I was about to say the same thing Brit just said....Bonnie is a very nice person and I think you'd enjoy talking with her. But she is a hard one to get a hold of.

She usually has more boys than girls available, so you might be in luck...when you leave e-mail and voice mail messages, maybe if you let her know you're interested in a boy it would help.

My little Ava is from Bonnie. She's beautiful, sweet and healthy! (she's the one with the red bow in my siggy picture)


----------



## 1malt4me (Oct 6, 2006)

From what I have read on this list she seems like a nice breeder and her dogs are very pretty.
Dee


----------



## Cosy (Feb 9, 2006)

cleex1004 said:


> I want a little boy.
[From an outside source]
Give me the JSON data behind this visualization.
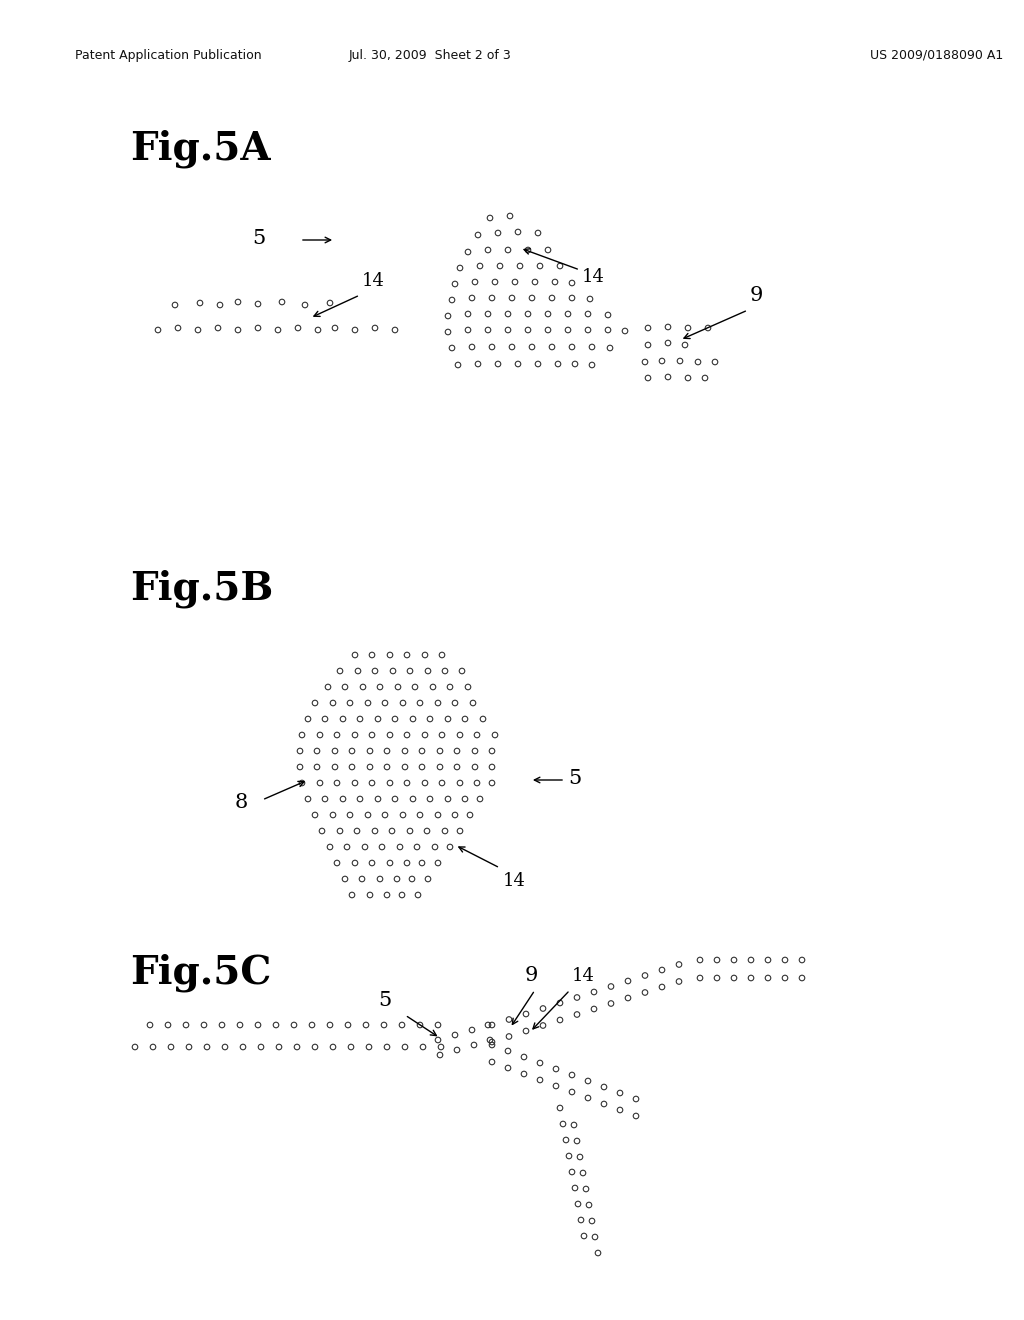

My current malt is a 16mo boy who enjoys cuddling but needs time alone as well. He demands attention and is a bit sensitive to a few things like big dogs. I want a little boy to be like the goofy little brother, very laid back, non reactive and easy going. I was also wondering if her dogs have any problems with tearstaining. I know the few that I have seen from her have very very white faces, like cosy and casanova. I absolutely love her dogs but I am hesitant to add another dog because I want to get the right fit.


Any malt can get tear stain depending on food, allergies, teething, etc. Cosy had a little staining awhile back for a week or so. I have no idea what caused it other than maybe I sprayed hair spray that may have floated into her eyes.
I do take care to keep her eyes free of debris and she's on a good kibble.


----------



## Deborah (Jan 8, 2006)

How is her grooming product coming along? I almost need to buy new shampoo so I was hoping her new product would be ready.


----------



## Cosy (Feb 9, 2006)

It's still not out yet, but it IS coming.


----------



## cleex1004 (Aug 2, 2008)

Thanks for all the help! I've been having some trouble with louis' tearstaining. I've tried almost everything. Yogurt, eye envy, and tylan. Hes on NB duck and potato and I wash his face every night. He still has one baby tooth that hasnt come out which i think may be part of the problem. My vet is reluctant to put him under just to take out one tooth and so we've decided to wait until he needs a teeth cleaning, if he every does. I've been told to keep it clean and it shouldn't be a problem. I havent checked for closed ducts yet, but I guess I can ask when I go in for his shots. Thanks again for all the input.


----------



## fach (Jun 27, 2005)

Both of my girls are from Bonnie. My experience with her has been very good. My girls look and behave very differently from each other, so I think you will do well to know personalities vary. My girls also look different. Dixie has a wide face with huge eyes. Lilly has a petite face, thinner snout, and smaller eyes. She is still a puppy so time will tell how close they end up resembling each other. Dixie will tear stain from time to time. I use angel glow when it comes up and that takes care of it. I haven't needed to treat her for tear staining more than a few times in her five years. Lilly hasn't much staining and I think the bit she has is from teething. She is seven months now. Both girls have wonderful personalities and are very lovable. I don't think you can go wrong with Bonnie. Just be sure to describe the personality traits you are interested in so she can help select the best fluff for you.


----------